There is substantial evidence that many hosts sup- port multiple parasitoids (much of this evidence is acquired by the diligence of amateur entomologists). This phenomenon is well known to lepidopterists that endeavor to rear adult butterflies or moths from wild-caught larvae — the frequency and diversity of parasitization is very high. Suites of parasitoid and hyper- parasitoid species may attack the same species of host at different seasons, in different locations, and in different life-history stages. There are many records of more than 10 parasitoid species throughout the range of some widespread lepidopterans, and although this is true also for certain well-studied coleopterans, the situation is less clear for other orders of insects.

Finally, some evolutionary interactions between parasites and parasitoids and their hosts may be considered. Patchiness of potential host abundance throughout the host range seems to provide opportunity for increased specialization, perhaps leading to species formation within the guild of parasites/parasitoids. This can be seen as a form of niche differentiation, where the total range of a host provides a niche that is ecologically partitioned. Hosts may escape from parasitization within refuges within the range, or by modification of the life cycle, with the introduction of a phase that the parasitoid cannot track. Host diapause may be a mechanism for evading a parasite that is restricted to continuous generations, with an extreme example of escape perhaps seen in the periodic cicada. These species of Magicicada grow concealed for many years as nymphs beneath the ground, with the very visible adults appearing only every 13 or 17 years.

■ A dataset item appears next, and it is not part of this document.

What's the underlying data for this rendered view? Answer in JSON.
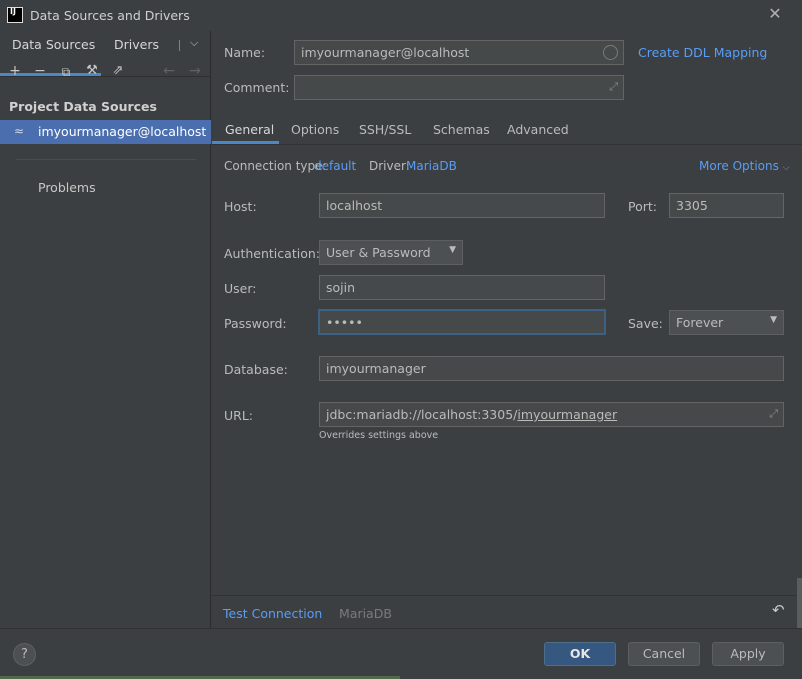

This cycle of a prime number of years may allow avoidance of predators or parasitoids that are able only to adapt to a predictable cyclical life history. Life-cycle shifts as attempts to evade predators may be important in species formation.

Strategies of prey/hosts and predators/parasitoids have been envisaged as evolutionary arms races, with a stepwise sequence of prey/host escape by evolution of successful defenses, followed by radiation before the predator/parasitoid “catches-up”, in a form of prey/ host tracking. An alternative evolutionary model envisages both prey/host and predator/parasitoid evolving defenses and circumventing them in virtual synchrony, in an evolutionarily stable strategy termed the “Red Queen” hypothesis (after the description in Alice in Wonderland of Alice and the Red Queen running faster and faster to stand still). Tests of each can be devised and models for either can be justified, and it is unlikely that conclusive evidence will be found in the short term. What is clear is that parasitoids and predators do exert great selective pressure on their hosts or prey, and remarkable defenses have arisen, as we shall see in the next chapter.